En même temps que l’implication politique croit, le regard de la société sur le handicap a évolué depuis une vingtaine d’années. Parler de handicap n’est plus un tabou. La loi du 11 fevrier 2005 portant sur l'égalité des droits et des chances, la participation et la citoyenneté des personnes handicapées illustre cette évolution en proposant une nouvelle définition du terme handicap : « Constitue un handicap, au sens de la présente loi, toute limitation d'activité ou restriction de participation à la vie en société subie dans son environnement par une personne en raison d'une altération substantielle, durable ou définitive d'une ou plusieurs fonctions physiques, sensorielles, mentales, cognitives ou psychiques, d'un polyhandicap ou d'un trouble de santé invalidant. » Il est très intéressant de noter la notion de durabilité qui permet d’introduire dans la notion de handicap les troubles handicapants fluctuant dans le temps, tel le bégaiement.

Dans un tel contexte, l’APB a tout intérêt à faire valoir le bégaiement comme handicap pour entrer dans la synergie actuel et faire bénéficier aux personnes bègues des dispositions favorables mises en place au niveau national comme au niveau européen. La prise de position de l’APB sur ce sujet était donc extrêmement attendue et c’est avec cette motivation que j’ai pu assister au groupe de réflexion sur le handicap puis à la réunion du CA le 24 juin à Paris.

J’ai fait le voyage depuis l’Isère en passant par Lyon jusqu’à Paris en TGV le matin même en compagnie du coordinateur des régions de l’APB, Xavier Lefebvre. Ce fut un voyage très agréable, riches de discussions sur le bégaiement, sur l’APB, et sur la vie de chacun. La fin de matinée et le début de l’après-midi fut consacré au groupe de réflexion. Ce groupe (dit groupe Marvaud) était constitué de membres du CA. Ce jour là, autour de la table ronde se tenaient en particulier Jean Marvaud, Anne-Marie Simon, Daniel Poussin, Alain Paute, Xavier Lefebvre, Véronique Boucand, François Garczynski, François Le Huche et Martine Marteau (je me rappelle de deux autres personnes mais impossible de replacer leurs noms, désolé). Nous connaissions quasiment tous les avis de chacun puisque les avis de chacun (dont le texte plus haut en ce qui me concerne) avaient été diffusés par mail. Nous étions tous d’accord pour parler du bégaiement comme d’un handicap. Quelques points ont tout de même fait débat, et notamment la distinction entre « avoir un handicap » et « être handicapé ». Le terme « handicapé » ne sera a priori pas repris par l’APB d’ailleurs. Nous avons rédigé tous ensemble un petit texte pour définir le bégaiement comme handicap, en insistant sur la souffrance psychologique et le décalage entre ce que l’on est et ce que l’on paraît être. Je ne l’ai malheureusement pas récupéré mais gageons que l’APB diffuse ce texte rapidement (le texte a également été discuté en groupe de self-help à Paris).

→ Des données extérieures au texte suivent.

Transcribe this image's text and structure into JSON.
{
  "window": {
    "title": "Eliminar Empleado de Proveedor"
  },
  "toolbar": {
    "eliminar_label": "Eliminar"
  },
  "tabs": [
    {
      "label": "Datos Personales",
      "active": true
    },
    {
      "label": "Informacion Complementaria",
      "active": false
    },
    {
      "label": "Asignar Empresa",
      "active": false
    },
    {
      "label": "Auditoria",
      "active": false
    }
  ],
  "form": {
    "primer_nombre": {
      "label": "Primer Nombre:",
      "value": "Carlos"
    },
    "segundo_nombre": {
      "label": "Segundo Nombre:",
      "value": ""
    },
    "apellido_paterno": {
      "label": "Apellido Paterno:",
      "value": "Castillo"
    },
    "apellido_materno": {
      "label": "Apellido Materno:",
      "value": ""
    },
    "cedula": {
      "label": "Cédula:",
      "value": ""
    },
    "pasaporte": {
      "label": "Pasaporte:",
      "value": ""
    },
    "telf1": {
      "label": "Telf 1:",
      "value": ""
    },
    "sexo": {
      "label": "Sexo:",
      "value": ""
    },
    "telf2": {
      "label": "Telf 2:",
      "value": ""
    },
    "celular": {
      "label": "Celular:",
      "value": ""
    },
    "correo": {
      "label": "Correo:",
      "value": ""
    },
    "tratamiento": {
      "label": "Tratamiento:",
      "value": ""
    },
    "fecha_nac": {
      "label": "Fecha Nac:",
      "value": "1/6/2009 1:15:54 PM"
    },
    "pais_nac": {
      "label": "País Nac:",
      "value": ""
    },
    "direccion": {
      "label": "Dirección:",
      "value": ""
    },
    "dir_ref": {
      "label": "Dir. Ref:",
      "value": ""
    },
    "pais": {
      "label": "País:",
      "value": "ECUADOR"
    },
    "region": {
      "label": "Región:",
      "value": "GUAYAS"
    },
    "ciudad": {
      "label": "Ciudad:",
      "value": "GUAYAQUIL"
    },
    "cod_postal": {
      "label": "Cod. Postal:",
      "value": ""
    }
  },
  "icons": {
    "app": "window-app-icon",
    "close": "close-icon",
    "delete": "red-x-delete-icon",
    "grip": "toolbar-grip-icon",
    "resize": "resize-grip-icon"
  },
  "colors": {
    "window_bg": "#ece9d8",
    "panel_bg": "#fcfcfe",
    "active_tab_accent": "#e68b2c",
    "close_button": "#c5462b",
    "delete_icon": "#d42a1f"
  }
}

Suite à cette réunion de réflexion s’est tenu celle du Conseil d’Administration, toujours sous la forme d’une table ronde. Quelques personnes sont venues se greffer au groupe Marvaud. Les discussions portaient davantage sur l’organisation de manifestations, de réunions dans les départements, de manière de diffuser des informations, des actions concrètes à mener. Le texte sur le handicap a été voté. Après ce CA, nous avons pu nous réunir entre personnes bègues dans un bistrot. La soirée allait continuer et le week end à Paris se prolonger jusqu’au dimanche, mais c’est une autre histoire.

A noter aussi que j’ai pu croiser ce samedi la mère de Margaux, la première personne bègue qui m’avait accueilli lorsque je débarquais pour la première fois à l’APB. J’étais également très content de découvrir les figures emblématiques de l’association, son président, ses professionnels émérites et ses personnes bègues d’une grande disponibilité… et mon orthophoniste ! Voir des gens se battre pour un idéal commun aussi grand que l’aide aux personnes bègues est réjouissant.